For testing all the open series at the same time, use menu Tools - Automation – Gather from All files. For testing relative homogeneity, check Merge files option, then select whether to use differences of ratios (by clicking upon a proper button). In case we created reference series for each candidate individually, check One-to-one option and click Define button to specify, how to find reference series for each candidate (e.g. “refer\” for subfolder, and “_1_c” for suffix). Then check “for Merged” radiobutton and select desired test of homogeneity (t-test, SNHT, Bivariate test, Vincent test etc.). All the testing output is shown on the form and also saved into txt file. Save all the files with results like SaveResults_A.txt for SNHT, SaveResults_B.txt for Biravate test, SaveResults_E.txt for Easterling and Peterson test,etc. You can then export all the results of different tests, testing monthly and seasonal and annual averages, using different reference series etc., into dbf file (how to achieve this can be found in documentation for ProClimDB software, chapter 1.5.9. Homog menu).

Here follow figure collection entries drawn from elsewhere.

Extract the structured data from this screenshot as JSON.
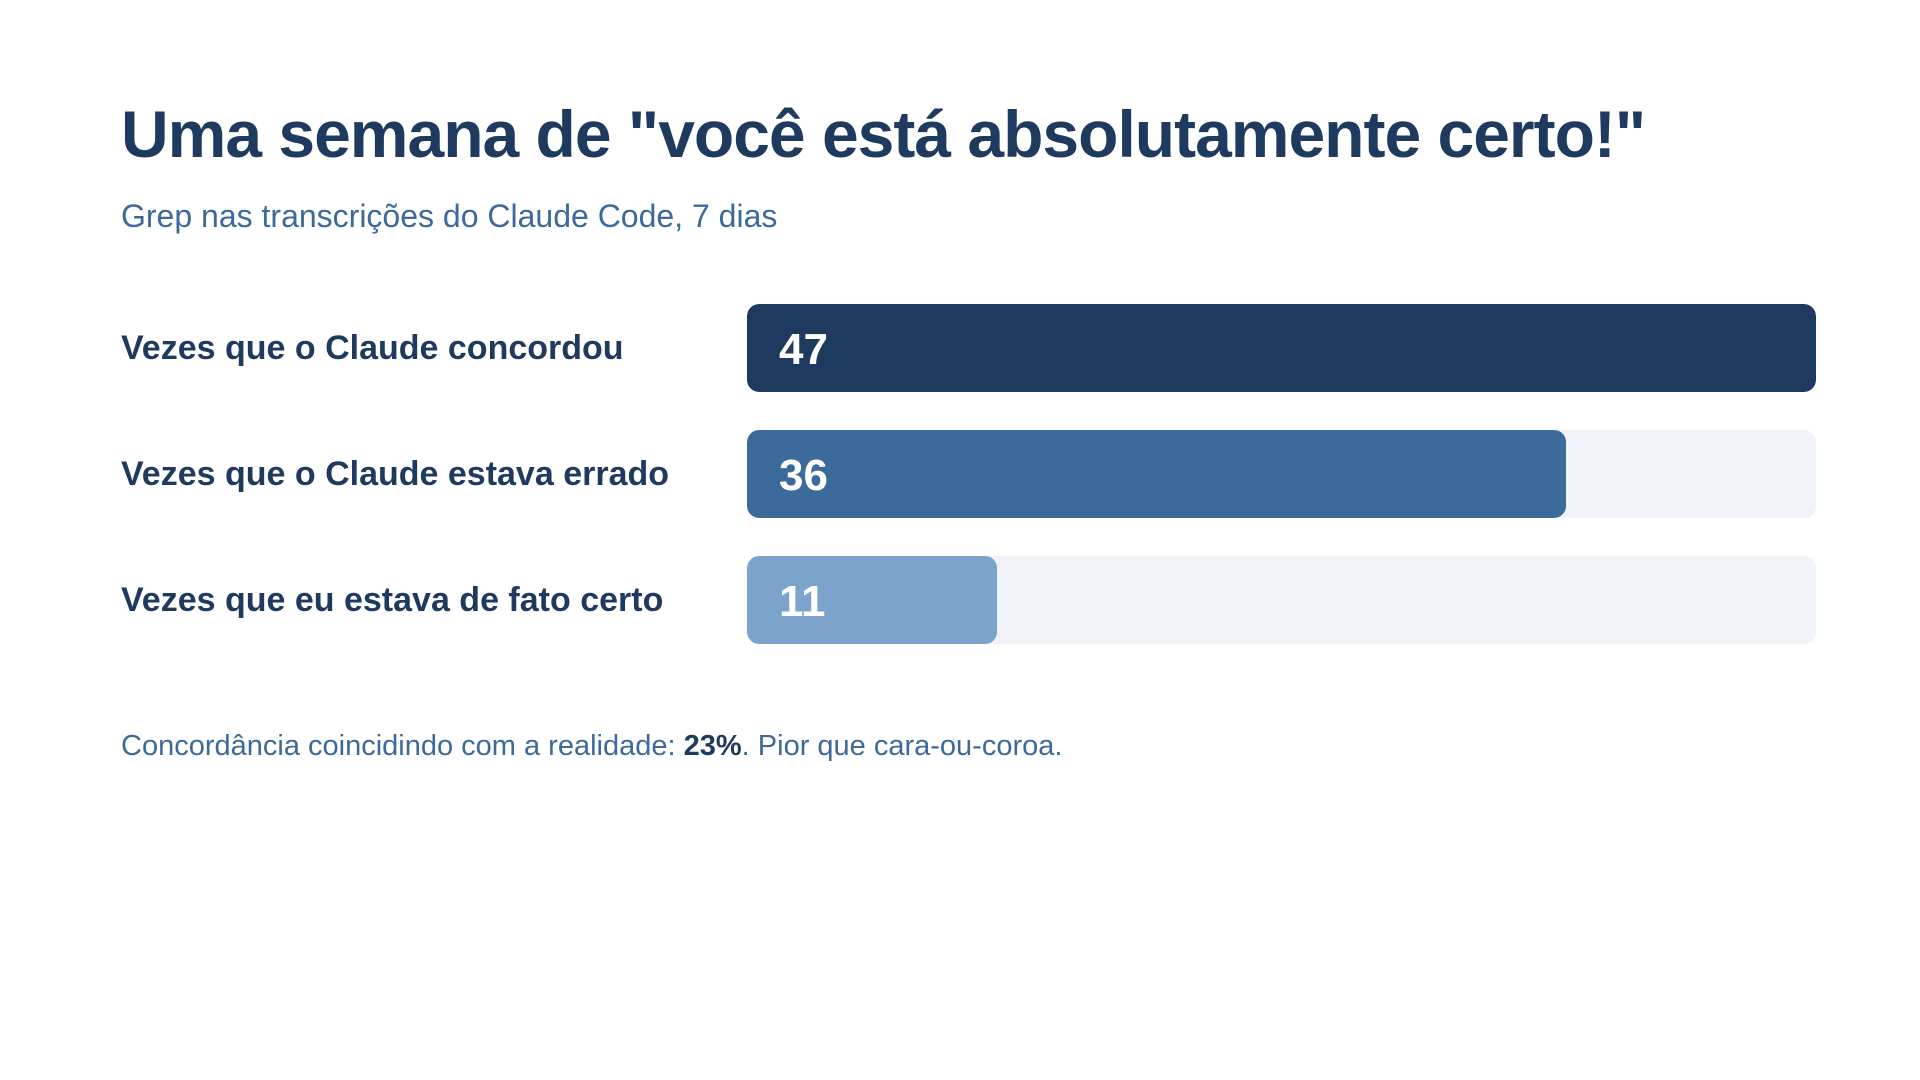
{
  "title": "Uma semana de \"você está absolutamente certo!\"",
  "subtitle": "Grep nas transcrições do Claude Code, 7 dias",
  "chart_data": {
    "type": "bar",
    "orientation": "horizontal",
    "title": "Uma semana de \"você está absolutamente certo!\"",
    "subtitle": "Grep nas transcrições do Claude Code, 7 dias",
    "categories": [
      "Vezes que o Claude concordou",
      "Vezes que o Claude estava errado",
      "Vezes que eu estava de fato certo"
    ],
    "values": [
      47,
      36,
      11
    ],
    "value_labels": [
      "47",
      "36",
      "11"
    ],
    "xlim": [
      0,
      47
    ],
    "colors": [
      "#1f3a5f",
      "#3c6a9a",
      "#7ba3cc"
    ],
    "track_color": "#f0f4f9",
    "grid": false,
    "legend": "none"
  },
  "footnote": {
    "prefix": "Concordância coincidindo com a realidade: ",
    "highlight": "23%",
    "suffix": ". Pior que cara-ou-coroa."
  }
}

Homogeneity testing results can be processed back in ProClimDB. How to get back from AnClim homogeneity testing to processing in ProClimDB:

There are several ways, they are described in documentation for the ProClimDB software. Recommended way of creating test_results.dbf file from TXT AnClim output files with test results: in ProClimDB: use function Tools – Import from TXT/DBF files: check the Import TXT files option, set Delimited with: ’,;:’. Uncheck Create new output file option! (otherwise the results in txt files will not be imported into DBF file with proper structure for further processin). You have to proceed each test output individually, e.g. Alexandersson test: set Files (filter) option: Saveresults_A*.txt, destination file (Import file): test_results_A.dbf. (find proper test_results_*.dbf file for each particular test in folder Data\Test_results).

After you create proper dbf files for each particular test (monthly and seasonal results are saved in one dbf file), you can merge all the test_results dbf files: you will use the same function (Import from TXT/DBF files), but now check the Import DBF files option. Note: keep only test_results*.dbf files in the proper folder, do not mix with e.g. hom_results files).

Homogeneity testing results are processed in ProClimDB using menu Homog – Homogenization results processing (1) and then Homogenization results processing II (2). In the end you get numbers of inhomogeneity detections for individual years, groups of years etc. Then you have to verify these cases in metadata (in 9-4 function:Homog – Find in metadata you can join information from your metadata to testing results.) and to decide which inhomogeneities to adjust.AnClim can also help – by having look at differences between candidate and its reference series etc (plotting in graphs).

If you want to plot differences of each candidate with its reference series, in AnClim click Merge series, in our case we can switch in the appeared form Use mask option and then to specify (in change button) how to find reference series (e.g. “refer\” for subfolder, and “_1_c” for suffix).
After you know inhomogeneites to be adjusted, in ProClimDB select menu Adjust - from Correlations or Existing Reference(if you have daily data, you can run adjustment functions in Daily mode of the software). Create inhomogeneites.dbf file (you can take output of 9-3 or 9-4 function, mark rows you do not want to process for deleting) where you put what you want to adjust, by specifying station, year and month (if the month is greater than one, previous months are adjusted one year later). After the adjustment, have a look into output – Adj.Info file, and decide, according to correlations before - after adjustment, t-test etc., whether applied adjustment is suitable. If not, edit the Adj.Info file, put your own adjustments and run Adjust - User defined.

After homogenization/adjustment, you can fill missing values in the series using menu FillMiss. Again on output you can verify if filling missing values was suitable for each case (t-test etc.). Another option to fill missing values is to use menu Neighbours – Compare… menu. Filling missing values is recommended only after homogenization.

For presenting output homogeneous data, you can use low-pass filters in AnClim – menu Filters.